One the issues which the Court was asked to determine was the meaning of the expression ‘and subsequent amendments’.
The insurers submitted that this expression should be read to encompass changes that amount to a repeal and replacement of the Quarantine Act with another Act that has a different name but the same substantive purpose and function. The insured submitted that such a broad meaning could not be found in those words.
The Court unanimously found in favour of the insured. In reaching that decision the Court offered a blueprint for finding meaning in an insurance policy.
Finding Meaning – The Bluepint
The goal is to identify objectively the parties’ intention. Their own perspectives are irrelevant.
The steps are as follows: -
The starting point is the words which the parties used to record their contract (here a contract of insurance). The meaning of those words is determined objectively. What would a reasonable person in the position of the insured understand those words to convey.
The words must be given their natural and ordinary meaning. The outcome cannot be forced. This is not an exercise in trying to drive a square peg into a round hole.
The words (whatever be their natural and ordinary meaning) must be considered against the ‘circumstances which the (policy) addresses, and the objects which it is intended to secure’. Those ‘circumstances’ may even play a role if the words are ambiguous or otherwise pose an issue of construction.
The circumstances that may be considered are generally circumstances external to the policy about which the parties are taken to have known. They can include the wider policy, its business or commercial purposes, its legal context and the existing state of the law.
Following these steps should avoid the need to rely upon the principle of contra proferentem (any ambiguity in a policy of insurance should be resolved by adopting the construction favourable to the insured) but it remains a principle which may ultimately determine what the words mean.

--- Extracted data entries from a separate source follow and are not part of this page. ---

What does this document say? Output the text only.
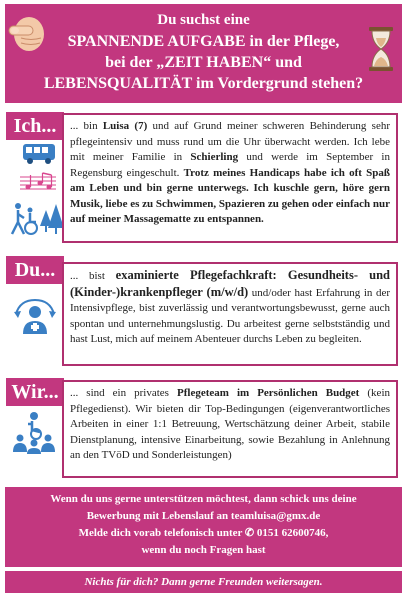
Du suchst eine
SPANNENDE AUFGABE in der Pflege,
bei der „ZEIT HABEN“ und
LEBENSQUALITÄT im Vordergrund stehen?
Ich...	... bin Luisa (7) und auf Grund meiner schweren Behinderung sehr pflegeintensiv und muss rund um die Uhr überwacht werden. Ich lebe mit meiner Familie in Schierling und werde im September in Regensburg eingeschult. Trotz meines Handicaps habe ich oft Spaß am Leben und bin gerne unterwegs. Ich kuschle gern, höre gern Musik, liebe es zu Schwimmen, Spazieren zu gehen oder einfach nur auf meiner Massagematte zu entspannen.
Du...	... bist examinierte Pflegefachkraft: Gesundheits- und (Kinder-)krankenpfleger (m/w/d) und/oder hast Erfahrung in der Intensivpflege, bist zuverlässig und verantwortungsbewusst, gerne auch spontan und unternehmungslustig. Du arbeitest gerne selbstständig und hast Lust, mich auf meinem Abenteuer durchs Leben zu begleiten.
Wir...	... sind ein privates Pflegeteam im Persönlichen Budget (kein Pflegedienst). Wir bieten dir Top-Bedingungen (eigenverantwortliches Arbeiten in einer 1:1 Betreuung, Wertschätzung deiner Arbeit, stabile Dienstplanung, intensive Einarbeitung, sowie Bezahlung in Anlehnung an den TVöD und Sonderleistungen)
Wenn du uns gerne unterstützen möchtest, dann schick uns deine
Bewerbung mit Lebenslauf an teamluisa@gmx.de
Melde dich vorab telefonisch unter ✆ 0151 62600746,
wenn du noch Fragen hast
Nichts für dich? Dann gerne Freunden weitersagen.
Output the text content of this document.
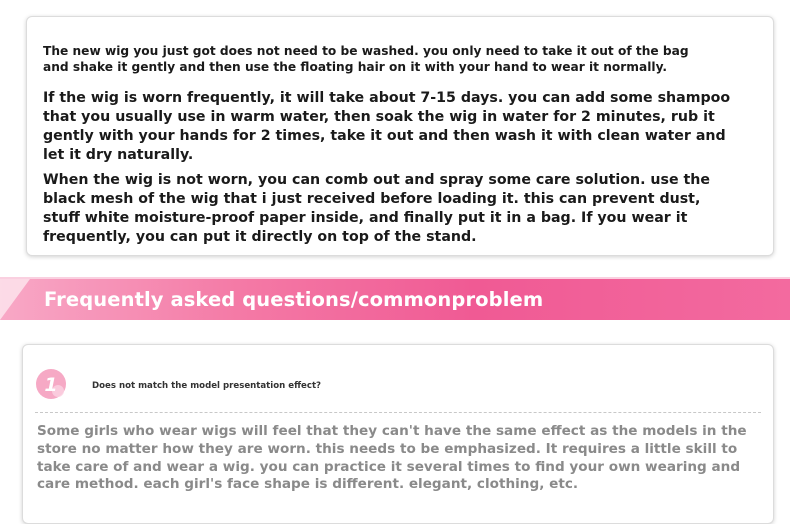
The new wig you just got does not need to be washed. you only need to take it out of the bag
and shake it gently and then use the floating hair on it with your hand to wear it normally.
If the wig is worn frequently, it will take about 7-15 days. you can add some shampoo
that you usually use in warm water, then soak the wig in water for 2 minutes, rub it
gently with your hands for 2 times, take it out and then wash it with clean water and
let it dry naturally.
When the wig is not worn, you can comb out and spray some care solution. use the
black mesh of the wig that i just received before loading it. this can prevent dust,
stuff white moisture-proof paper inside, and finally put it in a bag. If you wear it
frequently, you can put it directly on top of the stand.
Frequently asked questions/commonproblem
1	Does not match the model presentation effect?
Some girls who wear wigs will feel that they can't have the same effect as the models in the
store no matter how they are worn. this needs to be emphasized. It requires a little skill to
take care of and wear a wig. you can practice it several times to find your own wearing and
care method. each girl's face shape is different. elegant, clothing, etc.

The Court of Appeal was satisfied that the natural and ordinary meaning of the words ‘and subsequent amendments’ did not extend their meaning, as submitted by the insurers, to another Act that had a different name but the same substantive purpose and function.
And if you think about it objectively, that makes perfect sense. You do not even need to consider too deeply the surrounding circumstances. The Court of Appeal did not.
Questions about the meaning of an insurance policy can arise in all sorts of situations some more notorious than others.
Even so, the blueprint outlined above remains the way to resolve these issues irrespective of the background. It is built on established authority and makes sense. It is hard to see the High Court of Australia thinking otherwise.
The name of the case is HDI Global Specialty SE v Wonkana No. 3 Pty Ltd  NSWCA 296 (18 November 2020).
Disclaimer: This Insight is prepared for general information purposes. You should seek separate advice on the application of these principles to your own set of facts and circumstances.
____________________________  The insurers also submitted that in the insurance contracts made in 2019 and 2020 the reference to the Quarantine Act was an obvious mistake which could and should be corrected to give effect to the objective intention of the parties. On this point the Court also found in favour of the insured.